The U.S. Senate on Tuesday voted 74-21 to pass the Cybersecurity Information Sharing Act, or CISA, in the face of strong opposition from legal and cybersecurity experts, the high-tech industry, privacy and civil liberties organizations, and members of the public.
The Act calls for the United States Director of National Intelligence, the Department of Homeland Security, the U.S. Department of Defense and the U.S. Department of Justice to share cyberthreat indicators between the public and private sectors.
It allows private entities to monitor and operate cybersecurity measures applied to their own information systems and, with permission, to those of other private or government entities. It also allows them to monitor information stored in, processed by, or transiting through monitored systems.
Personal identifying information of people not directly related to a cybersecurity threat must be removed from data that’s shared.
CISA calls for the institution of automated real-time sharing procedures and for the imposition of penalties against federal officers, employees or agents who conduct unauthorized activities.
La CISA Nostra
Private entities that exchange or provide cyberthreat indicators or help to prevent, investigate or mitigate cybersecurity threats are exempt from antitrust laws — provided they do not engage in price-fixing or anticompetitive behavior.
Cyberthreat indicators and defensive measures shared with the U.S. federal government, along with threat indicators shared with state, tribal or local governments, are deemed voluntarily shared information under the Act. They are exempt from disclosure, and the public cannot rely on laws requiring disclosure of information or records to access them.
Companies that monitor information systems or share or receive indicators or defensive measures have liability protection, so long as they follow the DHS’ sharing procedures.
The bill next goes to a congressional conference committee for reconciliation of its final language with the House-approved version, and then to the president to be signed into law.

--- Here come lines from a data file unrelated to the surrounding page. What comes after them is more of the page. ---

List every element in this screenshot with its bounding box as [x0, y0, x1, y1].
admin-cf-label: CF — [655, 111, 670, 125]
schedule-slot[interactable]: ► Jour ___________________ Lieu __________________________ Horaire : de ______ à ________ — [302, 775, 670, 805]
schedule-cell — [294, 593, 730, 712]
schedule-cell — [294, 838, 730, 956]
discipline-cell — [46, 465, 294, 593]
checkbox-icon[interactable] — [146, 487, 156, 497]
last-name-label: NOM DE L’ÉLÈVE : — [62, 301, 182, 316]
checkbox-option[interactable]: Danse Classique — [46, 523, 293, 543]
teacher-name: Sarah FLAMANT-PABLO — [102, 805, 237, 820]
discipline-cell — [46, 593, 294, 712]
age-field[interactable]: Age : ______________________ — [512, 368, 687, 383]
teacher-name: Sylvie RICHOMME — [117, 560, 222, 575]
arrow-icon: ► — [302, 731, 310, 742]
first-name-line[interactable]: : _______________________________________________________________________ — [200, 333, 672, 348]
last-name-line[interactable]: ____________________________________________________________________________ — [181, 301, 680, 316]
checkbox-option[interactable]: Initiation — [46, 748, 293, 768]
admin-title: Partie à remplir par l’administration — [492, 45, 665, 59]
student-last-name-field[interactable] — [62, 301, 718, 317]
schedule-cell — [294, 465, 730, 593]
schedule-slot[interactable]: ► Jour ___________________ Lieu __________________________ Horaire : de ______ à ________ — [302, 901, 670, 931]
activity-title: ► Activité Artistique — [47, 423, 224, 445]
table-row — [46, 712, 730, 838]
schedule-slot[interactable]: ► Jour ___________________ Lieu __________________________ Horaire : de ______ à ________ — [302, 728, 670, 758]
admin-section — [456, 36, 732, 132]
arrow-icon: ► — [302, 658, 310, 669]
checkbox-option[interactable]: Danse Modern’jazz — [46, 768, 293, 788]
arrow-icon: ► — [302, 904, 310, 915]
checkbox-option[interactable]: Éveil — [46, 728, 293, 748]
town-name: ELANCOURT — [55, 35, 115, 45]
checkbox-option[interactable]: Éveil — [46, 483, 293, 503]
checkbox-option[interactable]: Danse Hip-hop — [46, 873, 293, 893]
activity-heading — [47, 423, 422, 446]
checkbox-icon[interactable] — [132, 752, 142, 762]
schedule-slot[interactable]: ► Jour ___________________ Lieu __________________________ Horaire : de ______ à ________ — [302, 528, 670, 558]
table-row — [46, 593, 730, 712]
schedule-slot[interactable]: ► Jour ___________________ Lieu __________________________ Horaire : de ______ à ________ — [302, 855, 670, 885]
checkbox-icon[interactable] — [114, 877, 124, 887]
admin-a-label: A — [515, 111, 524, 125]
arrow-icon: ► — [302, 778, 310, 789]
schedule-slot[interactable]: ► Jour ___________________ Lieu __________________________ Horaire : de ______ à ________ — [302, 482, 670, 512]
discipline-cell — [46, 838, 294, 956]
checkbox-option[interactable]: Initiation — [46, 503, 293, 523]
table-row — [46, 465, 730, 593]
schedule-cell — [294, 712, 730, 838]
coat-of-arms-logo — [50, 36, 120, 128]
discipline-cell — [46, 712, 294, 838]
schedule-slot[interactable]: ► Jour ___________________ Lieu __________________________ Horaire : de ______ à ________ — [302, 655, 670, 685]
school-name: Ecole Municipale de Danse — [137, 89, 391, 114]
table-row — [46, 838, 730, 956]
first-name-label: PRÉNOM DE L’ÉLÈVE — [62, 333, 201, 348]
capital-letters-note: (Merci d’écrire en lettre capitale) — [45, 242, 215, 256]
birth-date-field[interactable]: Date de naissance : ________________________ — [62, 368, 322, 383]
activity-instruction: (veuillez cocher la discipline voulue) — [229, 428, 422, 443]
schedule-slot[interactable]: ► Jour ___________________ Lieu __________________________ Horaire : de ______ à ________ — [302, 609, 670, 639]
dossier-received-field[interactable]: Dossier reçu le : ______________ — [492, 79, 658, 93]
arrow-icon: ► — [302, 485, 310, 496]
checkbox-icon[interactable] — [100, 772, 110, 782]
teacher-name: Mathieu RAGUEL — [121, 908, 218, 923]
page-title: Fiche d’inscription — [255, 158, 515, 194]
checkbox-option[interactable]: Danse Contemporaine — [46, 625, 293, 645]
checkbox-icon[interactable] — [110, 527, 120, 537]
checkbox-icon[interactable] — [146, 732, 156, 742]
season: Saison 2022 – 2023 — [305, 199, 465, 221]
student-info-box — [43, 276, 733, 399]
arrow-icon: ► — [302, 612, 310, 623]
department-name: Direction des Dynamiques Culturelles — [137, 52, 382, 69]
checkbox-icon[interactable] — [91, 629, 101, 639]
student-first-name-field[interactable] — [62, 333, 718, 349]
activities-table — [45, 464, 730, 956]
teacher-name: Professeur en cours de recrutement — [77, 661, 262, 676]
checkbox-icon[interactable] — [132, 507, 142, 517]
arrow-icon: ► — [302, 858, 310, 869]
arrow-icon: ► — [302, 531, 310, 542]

“The passage of CISA today … shows just how badly Congress misunderstands technology, security and privacy,” the Electronic Frontier Foundation tweeted.
Ave CISA! Morituri te Salutant!
CISA “is fundamentally flawed, due to its broad immunity clauses, vague definitions, and aggressive spying authorities,” argued Mark Jaycox, a legislative analyst at EFF.
“If CISA becomes law, more Internet users’ communications information will be funneled to the National Security Agency, not as intelligence surveillance, but under the cybersecurity umbrella,” said Greg Nojeim, director of the freedom, security & technology project at the Center for Democracy and Technology.
For users, “the result is the same: less privacy and more surveillance,” he told the E-Commerce Times.
“The fact that those that share data and accidentally expose customer information are protected from lawsuits is a major concern,” noted Brian Laing, VP of products and business development at Lastline.
“Very few companies are adequately staffed with employees that have the skills to respond to major security events,” Laing told the E-Commerce Times. “There’s a high likelihood that in the event of a major incident, users’ data will be exposed.” Under CISA, those victims “would have no protection and no recourse for their exposed data.”
The biggest hacks this year occurred at Anthem, where 80 million people’s records were stolen, at Ashley Madison, where 37 million members were compromised, and at the U.S. Office of Personnel Management, where at least 25 million government workers’ personal data was breached.
Good Lovin’ Gone Bad
Hackers are exploiting the inability of law enforcement agencies to share data with each other and with private sector firms. For example, in the case of the Sony hack, the NSA might have expected it was going to happen but informing Sony wasn’t in its purview.
“Given the current climate of cyberthreats, we need something like CISA so organizations can coordinate efforts to defend themselves and us,” remarked Jonathan Sander, VP at Lieberman Software.
That said, CISA “started out with the noble and necessary mission to encourage wider sharing of cyberthreat intelligence,” he told the E-Commerce Times, “but like so many bills before it, Washington games stuffed it full of things that served other, less noble interests.”